Attention ! L’élu de Seine-Saint-Denis n’est pas un amateur quand il s’agit de balayer l’arrière-cuisine politique. Il faut se replonger dans les arcanes de son élection au perchoir pour mesurer son habileté et l’ambiguïté de sa relation à Hollande. Juin 2012 : Bartolone est torse nu dans son bureau de l’Assemblée. Sa chemise, trempée de sueur, est en train de sécher… Il a rendez-vous dans quelques minutes à l’Élysée où Hollande attend «Barto», qui vient d’être élu président de l’Assemblée. Un peu plus tard, les deux hommes tombent dans les bras l’un de l’autre… Une consécration pour l’enfant de Tunis qui aurait dû quitter l’école pour apprendre un métier manuel si un professeur n’avait insisté auprès de ses parents afin que cet élève doué et travailleur poursuive ses études.

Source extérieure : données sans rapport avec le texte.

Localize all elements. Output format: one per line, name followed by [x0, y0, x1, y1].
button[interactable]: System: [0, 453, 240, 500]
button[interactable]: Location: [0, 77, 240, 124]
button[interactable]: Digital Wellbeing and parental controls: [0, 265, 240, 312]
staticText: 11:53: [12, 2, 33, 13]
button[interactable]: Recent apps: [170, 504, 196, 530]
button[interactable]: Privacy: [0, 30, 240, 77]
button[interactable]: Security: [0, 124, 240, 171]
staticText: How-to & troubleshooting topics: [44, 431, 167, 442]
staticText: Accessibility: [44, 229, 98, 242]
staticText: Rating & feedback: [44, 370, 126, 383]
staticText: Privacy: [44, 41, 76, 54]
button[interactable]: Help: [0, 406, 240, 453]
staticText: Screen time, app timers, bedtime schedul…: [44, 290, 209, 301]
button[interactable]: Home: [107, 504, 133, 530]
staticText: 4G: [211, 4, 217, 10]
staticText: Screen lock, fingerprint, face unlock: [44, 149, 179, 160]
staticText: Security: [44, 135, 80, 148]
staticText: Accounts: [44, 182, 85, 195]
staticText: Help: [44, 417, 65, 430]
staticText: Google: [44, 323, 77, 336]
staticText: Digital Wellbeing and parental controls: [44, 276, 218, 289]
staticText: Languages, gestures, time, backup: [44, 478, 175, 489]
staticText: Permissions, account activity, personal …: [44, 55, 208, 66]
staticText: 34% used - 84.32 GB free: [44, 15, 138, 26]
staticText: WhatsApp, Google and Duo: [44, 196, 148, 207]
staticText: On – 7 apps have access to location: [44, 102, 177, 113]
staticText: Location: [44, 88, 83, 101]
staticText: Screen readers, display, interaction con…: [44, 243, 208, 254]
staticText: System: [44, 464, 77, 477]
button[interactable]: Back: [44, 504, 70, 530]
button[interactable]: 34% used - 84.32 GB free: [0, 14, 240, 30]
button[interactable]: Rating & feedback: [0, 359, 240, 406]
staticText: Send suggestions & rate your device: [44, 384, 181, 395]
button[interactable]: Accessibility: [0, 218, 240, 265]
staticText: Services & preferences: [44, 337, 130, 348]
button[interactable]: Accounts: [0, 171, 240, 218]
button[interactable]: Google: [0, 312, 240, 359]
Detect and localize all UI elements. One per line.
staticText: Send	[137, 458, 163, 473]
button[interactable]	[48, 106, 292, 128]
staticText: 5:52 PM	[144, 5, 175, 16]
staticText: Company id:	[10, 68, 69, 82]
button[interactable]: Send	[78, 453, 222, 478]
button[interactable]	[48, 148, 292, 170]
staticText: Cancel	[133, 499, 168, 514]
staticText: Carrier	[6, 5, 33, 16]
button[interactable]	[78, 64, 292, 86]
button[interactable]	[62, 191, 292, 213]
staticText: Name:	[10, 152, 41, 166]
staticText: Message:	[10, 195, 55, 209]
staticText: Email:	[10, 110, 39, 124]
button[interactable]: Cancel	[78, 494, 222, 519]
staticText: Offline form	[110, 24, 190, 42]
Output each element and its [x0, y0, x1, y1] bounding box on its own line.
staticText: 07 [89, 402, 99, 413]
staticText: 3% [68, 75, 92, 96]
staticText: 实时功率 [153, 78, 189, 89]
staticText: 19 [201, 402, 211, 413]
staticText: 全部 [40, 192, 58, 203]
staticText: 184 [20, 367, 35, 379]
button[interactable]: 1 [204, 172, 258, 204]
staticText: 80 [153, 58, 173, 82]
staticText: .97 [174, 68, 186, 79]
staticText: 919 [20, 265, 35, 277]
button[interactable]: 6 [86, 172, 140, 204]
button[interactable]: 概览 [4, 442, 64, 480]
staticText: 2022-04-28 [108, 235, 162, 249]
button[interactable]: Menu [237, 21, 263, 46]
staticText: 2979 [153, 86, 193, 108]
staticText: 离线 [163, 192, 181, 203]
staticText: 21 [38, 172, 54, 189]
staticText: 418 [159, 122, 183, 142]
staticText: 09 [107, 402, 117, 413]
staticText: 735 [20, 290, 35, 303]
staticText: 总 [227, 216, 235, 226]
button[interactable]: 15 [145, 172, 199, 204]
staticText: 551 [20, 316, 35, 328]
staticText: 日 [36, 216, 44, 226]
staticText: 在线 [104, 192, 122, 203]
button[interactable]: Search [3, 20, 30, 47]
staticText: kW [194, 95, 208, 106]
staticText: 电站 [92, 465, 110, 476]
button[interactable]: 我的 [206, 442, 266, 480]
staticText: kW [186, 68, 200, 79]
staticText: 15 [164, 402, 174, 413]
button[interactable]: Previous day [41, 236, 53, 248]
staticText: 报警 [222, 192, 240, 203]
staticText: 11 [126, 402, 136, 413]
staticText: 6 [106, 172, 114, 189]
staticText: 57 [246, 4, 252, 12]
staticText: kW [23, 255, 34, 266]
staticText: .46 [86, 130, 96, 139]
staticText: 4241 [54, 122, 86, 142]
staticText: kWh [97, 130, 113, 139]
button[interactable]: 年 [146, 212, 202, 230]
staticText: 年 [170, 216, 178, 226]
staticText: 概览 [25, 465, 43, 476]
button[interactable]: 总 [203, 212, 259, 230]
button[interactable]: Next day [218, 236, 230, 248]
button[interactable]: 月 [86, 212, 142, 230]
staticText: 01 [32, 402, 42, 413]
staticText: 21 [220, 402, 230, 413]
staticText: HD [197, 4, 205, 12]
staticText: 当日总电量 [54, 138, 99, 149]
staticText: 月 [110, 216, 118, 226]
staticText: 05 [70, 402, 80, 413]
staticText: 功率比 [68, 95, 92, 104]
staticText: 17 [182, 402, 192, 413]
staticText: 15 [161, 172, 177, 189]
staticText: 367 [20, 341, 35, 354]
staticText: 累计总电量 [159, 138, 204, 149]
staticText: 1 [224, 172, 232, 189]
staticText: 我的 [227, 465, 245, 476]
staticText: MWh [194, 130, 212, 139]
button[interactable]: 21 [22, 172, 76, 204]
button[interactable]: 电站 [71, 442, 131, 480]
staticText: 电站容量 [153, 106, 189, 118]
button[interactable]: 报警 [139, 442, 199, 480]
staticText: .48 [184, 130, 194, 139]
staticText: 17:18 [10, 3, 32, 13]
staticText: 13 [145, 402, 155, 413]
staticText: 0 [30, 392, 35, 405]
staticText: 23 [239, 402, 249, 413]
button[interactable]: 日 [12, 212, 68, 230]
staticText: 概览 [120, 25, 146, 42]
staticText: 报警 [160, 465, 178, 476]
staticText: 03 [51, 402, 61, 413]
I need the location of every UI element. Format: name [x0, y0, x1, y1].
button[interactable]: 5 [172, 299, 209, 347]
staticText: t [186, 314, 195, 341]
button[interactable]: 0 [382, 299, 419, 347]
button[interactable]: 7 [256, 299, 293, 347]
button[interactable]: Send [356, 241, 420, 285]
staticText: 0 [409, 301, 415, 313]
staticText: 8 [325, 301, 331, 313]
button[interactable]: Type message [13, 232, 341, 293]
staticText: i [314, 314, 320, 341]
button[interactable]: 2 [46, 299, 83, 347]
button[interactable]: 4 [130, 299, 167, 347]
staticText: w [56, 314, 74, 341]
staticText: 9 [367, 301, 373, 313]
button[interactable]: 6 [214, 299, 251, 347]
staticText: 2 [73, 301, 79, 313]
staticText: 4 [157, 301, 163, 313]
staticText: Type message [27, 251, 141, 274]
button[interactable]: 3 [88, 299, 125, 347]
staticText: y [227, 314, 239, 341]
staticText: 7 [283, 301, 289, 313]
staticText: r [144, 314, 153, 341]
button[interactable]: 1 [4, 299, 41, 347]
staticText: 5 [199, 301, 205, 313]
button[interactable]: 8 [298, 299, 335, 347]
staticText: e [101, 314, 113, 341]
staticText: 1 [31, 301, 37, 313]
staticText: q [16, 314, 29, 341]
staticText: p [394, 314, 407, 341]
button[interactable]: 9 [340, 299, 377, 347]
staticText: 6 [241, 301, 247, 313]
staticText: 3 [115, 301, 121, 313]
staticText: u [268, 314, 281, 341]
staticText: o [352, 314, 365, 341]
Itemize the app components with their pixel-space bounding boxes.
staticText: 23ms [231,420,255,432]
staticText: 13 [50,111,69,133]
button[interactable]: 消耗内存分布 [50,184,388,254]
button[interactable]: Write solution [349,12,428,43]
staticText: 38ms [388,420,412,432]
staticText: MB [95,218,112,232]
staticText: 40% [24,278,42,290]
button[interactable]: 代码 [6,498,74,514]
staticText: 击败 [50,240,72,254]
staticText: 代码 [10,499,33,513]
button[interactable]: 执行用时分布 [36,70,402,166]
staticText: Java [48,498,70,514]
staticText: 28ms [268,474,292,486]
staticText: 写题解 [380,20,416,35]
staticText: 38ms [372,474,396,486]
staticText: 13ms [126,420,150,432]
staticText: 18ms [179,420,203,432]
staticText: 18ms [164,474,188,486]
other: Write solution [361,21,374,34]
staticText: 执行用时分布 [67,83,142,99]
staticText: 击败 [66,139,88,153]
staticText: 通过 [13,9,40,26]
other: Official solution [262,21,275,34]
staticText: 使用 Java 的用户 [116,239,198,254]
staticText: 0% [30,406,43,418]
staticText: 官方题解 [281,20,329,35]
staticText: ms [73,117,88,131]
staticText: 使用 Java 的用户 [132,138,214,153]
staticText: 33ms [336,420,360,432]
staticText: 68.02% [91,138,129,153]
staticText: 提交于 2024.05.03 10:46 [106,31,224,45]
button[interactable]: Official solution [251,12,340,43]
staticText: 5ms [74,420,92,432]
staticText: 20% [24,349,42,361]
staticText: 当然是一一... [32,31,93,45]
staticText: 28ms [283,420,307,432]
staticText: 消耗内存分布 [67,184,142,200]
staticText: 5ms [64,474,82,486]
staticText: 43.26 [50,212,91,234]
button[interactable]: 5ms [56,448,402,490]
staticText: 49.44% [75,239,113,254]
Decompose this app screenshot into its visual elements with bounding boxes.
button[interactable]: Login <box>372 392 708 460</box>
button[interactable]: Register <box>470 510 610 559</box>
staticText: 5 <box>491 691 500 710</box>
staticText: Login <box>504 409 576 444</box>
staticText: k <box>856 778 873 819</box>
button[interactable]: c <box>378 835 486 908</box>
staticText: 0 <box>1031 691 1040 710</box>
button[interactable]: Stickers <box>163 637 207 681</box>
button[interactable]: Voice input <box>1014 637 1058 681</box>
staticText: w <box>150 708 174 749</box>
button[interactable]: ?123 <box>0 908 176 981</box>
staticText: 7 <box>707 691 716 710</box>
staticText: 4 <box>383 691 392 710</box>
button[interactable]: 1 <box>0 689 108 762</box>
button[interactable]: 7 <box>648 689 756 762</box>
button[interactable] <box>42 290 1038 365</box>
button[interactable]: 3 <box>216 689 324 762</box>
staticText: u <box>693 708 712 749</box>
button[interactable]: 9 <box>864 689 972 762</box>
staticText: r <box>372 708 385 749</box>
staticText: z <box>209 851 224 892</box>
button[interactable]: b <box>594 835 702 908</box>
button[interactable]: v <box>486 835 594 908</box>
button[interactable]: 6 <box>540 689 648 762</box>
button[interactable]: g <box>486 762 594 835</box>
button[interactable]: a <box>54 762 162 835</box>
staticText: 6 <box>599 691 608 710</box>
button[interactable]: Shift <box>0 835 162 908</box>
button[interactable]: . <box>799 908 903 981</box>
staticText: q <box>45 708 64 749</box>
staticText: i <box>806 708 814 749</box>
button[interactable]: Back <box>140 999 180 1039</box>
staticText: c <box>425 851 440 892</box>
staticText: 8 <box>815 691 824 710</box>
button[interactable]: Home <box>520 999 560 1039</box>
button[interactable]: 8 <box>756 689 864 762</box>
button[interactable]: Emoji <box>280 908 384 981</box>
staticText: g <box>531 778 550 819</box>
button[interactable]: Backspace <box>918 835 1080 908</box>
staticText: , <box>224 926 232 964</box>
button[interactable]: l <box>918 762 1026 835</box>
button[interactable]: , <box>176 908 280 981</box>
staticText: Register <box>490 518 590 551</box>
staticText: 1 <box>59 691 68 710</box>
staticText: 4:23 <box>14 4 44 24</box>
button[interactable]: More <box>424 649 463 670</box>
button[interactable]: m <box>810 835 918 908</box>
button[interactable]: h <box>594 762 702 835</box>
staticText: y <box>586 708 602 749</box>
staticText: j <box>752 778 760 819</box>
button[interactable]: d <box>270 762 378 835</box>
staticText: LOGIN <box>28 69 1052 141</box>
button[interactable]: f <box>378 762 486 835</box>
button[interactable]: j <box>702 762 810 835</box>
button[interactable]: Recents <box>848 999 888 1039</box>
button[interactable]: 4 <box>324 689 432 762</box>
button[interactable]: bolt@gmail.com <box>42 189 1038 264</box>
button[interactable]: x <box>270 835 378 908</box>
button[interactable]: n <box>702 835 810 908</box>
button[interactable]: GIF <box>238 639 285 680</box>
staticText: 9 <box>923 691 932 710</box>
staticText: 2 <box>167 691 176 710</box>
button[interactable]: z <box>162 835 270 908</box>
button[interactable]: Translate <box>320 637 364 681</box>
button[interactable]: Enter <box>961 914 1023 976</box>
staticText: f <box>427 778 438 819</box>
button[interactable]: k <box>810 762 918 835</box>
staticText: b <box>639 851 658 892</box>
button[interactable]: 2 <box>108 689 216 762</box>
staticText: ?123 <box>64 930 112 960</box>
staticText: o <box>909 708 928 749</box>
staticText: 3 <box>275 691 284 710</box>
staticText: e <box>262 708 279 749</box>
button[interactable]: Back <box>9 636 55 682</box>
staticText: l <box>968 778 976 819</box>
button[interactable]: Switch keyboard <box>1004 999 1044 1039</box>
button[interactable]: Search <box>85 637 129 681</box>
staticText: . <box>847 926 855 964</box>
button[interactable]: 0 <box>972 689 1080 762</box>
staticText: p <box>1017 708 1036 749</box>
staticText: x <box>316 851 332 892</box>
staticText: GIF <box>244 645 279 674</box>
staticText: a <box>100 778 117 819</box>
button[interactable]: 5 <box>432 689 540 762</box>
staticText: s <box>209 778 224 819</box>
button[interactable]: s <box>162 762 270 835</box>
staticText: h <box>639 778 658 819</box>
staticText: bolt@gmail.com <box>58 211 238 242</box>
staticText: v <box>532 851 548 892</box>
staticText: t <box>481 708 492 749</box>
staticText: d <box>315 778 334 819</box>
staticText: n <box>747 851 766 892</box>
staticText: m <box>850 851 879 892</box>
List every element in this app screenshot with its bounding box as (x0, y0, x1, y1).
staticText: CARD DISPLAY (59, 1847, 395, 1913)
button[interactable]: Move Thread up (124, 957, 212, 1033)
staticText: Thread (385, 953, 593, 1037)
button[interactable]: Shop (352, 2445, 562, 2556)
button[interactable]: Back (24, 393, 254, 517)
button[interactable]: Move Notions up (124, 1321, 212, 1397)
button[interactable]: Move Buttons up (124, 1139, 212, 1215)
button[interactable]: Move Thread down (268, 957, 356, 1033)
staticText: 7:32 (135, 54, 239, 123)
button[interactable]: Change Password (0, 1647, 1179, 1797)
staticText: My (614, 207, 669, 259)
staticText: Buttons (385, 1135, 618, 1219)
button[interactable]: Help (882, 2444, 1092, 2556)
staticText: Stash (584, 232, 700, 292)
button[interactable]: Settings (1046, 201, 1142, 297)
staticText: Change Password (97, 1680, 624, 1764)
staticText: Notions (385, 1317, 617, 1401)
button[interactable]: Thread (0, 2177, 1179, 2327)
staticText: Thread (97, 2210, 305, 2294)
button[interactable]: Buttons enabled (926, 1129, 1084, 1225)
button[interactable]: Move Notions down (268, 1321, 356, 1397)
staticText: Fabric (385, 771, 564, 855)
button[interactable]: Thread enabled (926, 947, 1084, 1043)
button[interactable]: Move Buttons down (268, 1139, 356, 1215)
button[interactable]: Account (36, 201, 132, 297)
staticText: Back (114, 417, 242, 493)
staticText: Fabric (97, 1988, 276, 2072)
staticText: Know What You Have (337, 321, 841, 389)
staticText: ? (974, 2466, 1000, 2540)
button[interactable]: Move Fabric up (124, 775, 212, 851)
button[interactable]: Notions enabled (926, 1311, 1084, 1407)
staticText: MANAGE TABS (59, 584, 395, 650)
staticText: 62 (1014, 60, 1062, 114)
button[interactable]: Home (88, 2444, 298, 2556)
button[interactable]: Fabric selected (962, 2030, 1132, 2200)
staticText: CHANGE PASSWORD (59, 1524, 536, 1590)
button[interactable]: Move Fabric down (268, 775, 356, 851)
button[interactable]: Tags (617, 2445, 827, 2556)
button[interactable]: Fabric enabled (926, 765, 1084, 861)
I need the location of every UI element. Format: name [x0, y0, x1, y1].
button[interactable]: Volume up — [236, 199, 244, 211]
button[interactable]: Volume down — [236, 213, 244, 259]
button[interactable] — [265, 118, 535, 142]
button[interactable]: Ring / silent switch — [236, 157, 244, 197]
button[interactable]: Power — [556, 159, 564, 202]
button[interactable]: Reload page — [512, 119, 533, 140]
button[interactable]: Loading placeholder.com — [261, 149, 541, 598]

Petit détail : les effusions du président ne sont pas feintes, mais Bartolone n’était pas son candidat. Le chef de l’État avait promis le perchoir à Ségolène Royal. «Quand j’ai vu la tête d’Olivier Falorni le soir du premier tour des législatives, j’ai dit à mes équipes : Royal sera battue dimanche prochain, on y va !» raconte  « Barto », qui s’empresse de se doter de tous les numéros de portable des députés pour féliciter les heureux élus par SMS. Ensuite, il prévient Hollande, qui lui demande de taire son ambition jusqu’à la défaite de Royal. En vérité, Hollande a d’autres candidats en tête : d’abord Marylise Lebranchu, puis, à défaut, Daniel Vaillant.

Une circonstance va aider Bartolone : Jean Glavany, également candidat au perchoir, est réputé proche du camp rochelais qui a fait perdre Royal. Celle-ci lance un oukase : tout sauf Glavany. Un espace se libère pour «Barto». Dès le lundi matin, il appelle les députés avec lesquels il a le moins d’affinités, les anciens jospinistes. Bonne surprise : sur les dix premiers, quatre d’entre eux se montrent plutôt favorables à sa candidature… Au fur et à mesure, Bartolone accumule les soutiens, si bien que le rapport de forces penche de son côté.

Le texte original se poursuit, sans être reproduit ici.